Open koukan3 opened 1 year ago
[In https://github.com/microsoft/onnxruntime/issues/11133] (https://github.com/microsoft/onnxruntime/issues/11133#issuecomment-1335999268), there is comment that If you've inputs on the CPU and want them to be on the GPU prior to calling Run, you need to bind each input and then call SynchronizeBoundInputs
. Otherwise, you will encounter the issue known as "data race".
@pranavsharma, @faxu, we need update the API document to put it in examples. The first example in the section Data on device
of https://onnxruntime.ai/docs/api/python/api_summary.html does not have synchronize inputs. The API of IOBinding does not have descriptions about synchronize_inputs and other new functions like get_outputs_as_ortvaluevector, clear_binding_inputs etc as in source.
Describe the issue
Hi, I split two modules from bart model: encoder and decoder, then export them to onnx model. InferenceSession of encoder run with iobinding, code snippets are list as following:
encoder_session_binding.bind_cpu_input('input_ids', input_ids)
encoder_session_binding.bind_output('hidden_states', device)
encoder_session.run_with_iobinding(encoder_session_binding)
ret = encoder_session_binding.get_outputs()

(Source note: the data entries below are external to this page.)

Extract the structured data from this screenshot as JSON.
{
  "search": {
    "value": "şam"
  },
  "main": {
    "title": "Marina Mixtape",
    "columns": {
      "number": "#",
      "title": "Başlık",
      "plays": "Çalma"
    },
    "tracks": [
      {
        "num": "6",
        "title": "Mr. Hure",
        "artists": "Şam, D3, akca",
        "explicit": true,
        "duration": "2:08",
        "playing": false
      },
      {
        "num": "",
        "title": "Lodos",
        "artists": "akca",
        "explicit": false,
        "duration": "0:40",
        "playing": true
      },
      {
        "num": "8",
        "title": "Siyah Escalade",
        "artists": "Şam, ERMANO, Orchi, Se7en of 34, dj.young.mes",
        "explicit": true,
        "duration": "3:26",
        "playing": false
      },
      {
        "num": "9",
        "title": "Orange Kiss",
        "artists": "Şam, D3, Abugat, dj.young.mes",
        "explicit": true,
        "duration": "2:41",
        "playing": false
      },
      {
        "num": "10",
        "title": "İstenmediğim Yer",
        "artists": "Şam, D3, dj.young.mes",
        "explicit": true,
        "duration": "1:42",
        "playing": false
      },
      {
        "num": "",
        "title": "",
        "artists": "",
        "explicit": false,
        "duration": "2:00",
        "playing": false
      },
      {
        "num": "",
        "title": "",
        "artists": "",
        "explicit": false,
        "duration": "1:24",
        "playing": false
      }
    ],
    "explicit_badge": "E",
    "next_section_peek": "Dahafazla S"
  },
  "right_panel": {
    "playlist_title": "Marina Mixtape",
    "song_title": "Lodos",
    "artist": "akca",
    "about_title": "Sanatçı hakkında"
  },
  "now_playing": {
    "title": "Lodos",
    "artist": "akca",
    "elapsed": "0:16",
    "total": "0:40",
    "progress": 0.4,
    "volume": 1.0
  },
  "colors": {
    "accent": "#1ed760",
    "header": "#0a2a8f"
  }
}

The service is launched with flask, and everything is ok when sending request one by one. I use JMeter to do performance stress testing, after the number of threads increase, some unexpected errors occur on some input data randomly.Testing these input data on which errors occur one by one, there is no error and the inference outputs are correct.
I read the answers of the issue, it seems that io binding is a blocking call. when cross-device copies have not been completed, unexcepted data of null will be returned? Why does the exception only happen on the condition of multi threads?
To reproduce
encoder_session_binding.bind_cpu_input('input_ids', input_ids)

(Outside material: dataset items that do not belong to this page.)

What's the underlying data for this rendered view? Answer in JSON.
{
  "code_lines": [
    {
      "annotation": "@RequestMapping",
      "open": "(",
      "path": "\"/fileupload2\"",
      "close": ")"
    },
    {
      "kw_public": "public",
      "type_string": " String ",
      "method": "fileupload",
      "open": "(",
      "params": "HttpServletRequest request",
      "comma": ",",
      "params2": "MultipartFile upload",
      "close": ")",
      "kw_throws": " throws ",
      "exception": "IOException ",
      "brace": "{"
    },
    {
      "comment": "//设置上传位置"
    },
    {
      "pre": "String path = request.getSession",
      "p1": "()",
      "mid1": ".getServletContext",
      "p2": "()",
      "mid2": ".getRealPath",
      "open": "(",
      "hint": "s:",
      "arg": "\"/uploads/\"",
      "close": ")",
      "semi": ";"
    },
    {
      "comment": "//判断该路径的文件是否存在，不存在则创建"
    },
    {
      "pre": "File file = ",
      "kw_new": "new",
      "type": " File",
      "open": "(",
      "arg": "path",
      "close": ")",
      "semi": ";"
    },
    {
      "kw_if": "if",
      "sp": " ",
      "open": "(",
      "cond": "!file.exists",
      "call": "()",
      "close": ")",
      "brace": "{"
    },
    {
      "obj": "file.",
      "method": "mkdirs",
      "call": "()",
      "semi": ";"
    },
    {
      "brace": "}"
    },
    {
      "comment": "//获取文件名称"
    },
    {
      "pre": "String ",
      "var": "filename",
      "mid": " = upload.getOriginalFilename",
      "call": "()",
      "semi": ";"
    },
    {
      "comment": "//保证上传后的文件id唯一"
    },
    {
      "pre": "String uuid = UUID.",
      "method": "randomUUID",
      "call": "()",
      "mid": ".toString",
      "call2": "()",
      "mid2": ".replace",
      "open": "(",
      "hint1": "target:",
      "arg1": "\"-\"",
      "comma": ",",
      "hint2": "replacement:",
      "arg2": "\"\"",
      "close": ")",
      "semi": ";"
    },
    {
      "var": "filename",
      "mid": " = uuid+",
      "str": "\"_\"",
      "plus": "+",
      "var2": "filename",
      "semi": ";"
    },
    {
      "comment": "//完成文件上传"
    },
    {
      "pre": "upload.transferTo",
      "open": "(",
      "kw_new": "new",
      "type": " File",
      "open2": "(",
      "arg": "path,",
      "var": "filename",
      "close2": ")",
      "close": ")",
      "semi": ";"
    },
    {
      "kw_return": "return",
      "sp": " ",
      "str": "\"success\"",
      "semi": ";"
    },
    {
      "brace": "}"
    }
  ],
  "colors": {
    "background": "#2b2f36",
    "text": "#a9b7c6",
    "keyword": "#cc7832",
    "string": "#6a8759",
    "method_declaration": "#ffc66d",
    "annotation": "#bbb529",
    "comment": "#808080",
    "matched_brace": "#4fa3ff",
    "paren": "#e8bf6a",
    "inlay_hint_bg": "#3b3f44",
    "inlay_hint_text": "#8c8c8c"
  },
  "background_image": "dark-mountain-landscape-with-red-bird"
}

encoder_session_binding.bind_output('hidden_states', device)
encoder_session.run_with_iobinding(encoder_session_binding)
ret = encoder_session_binding.get_outputs()
Urgency
Yes
Platform
Linux
OS Version
2.0
ONNX Runtime Installation
Released Package
ONNX Runtime Version or Commit ID
1.12.1
ONNX Runtime API
Python
Architecture
X64
Execution Provider
CUDA
Execution Provider Library Version
CUDA 11.4
Model File
No response
Is this a quantized model?
No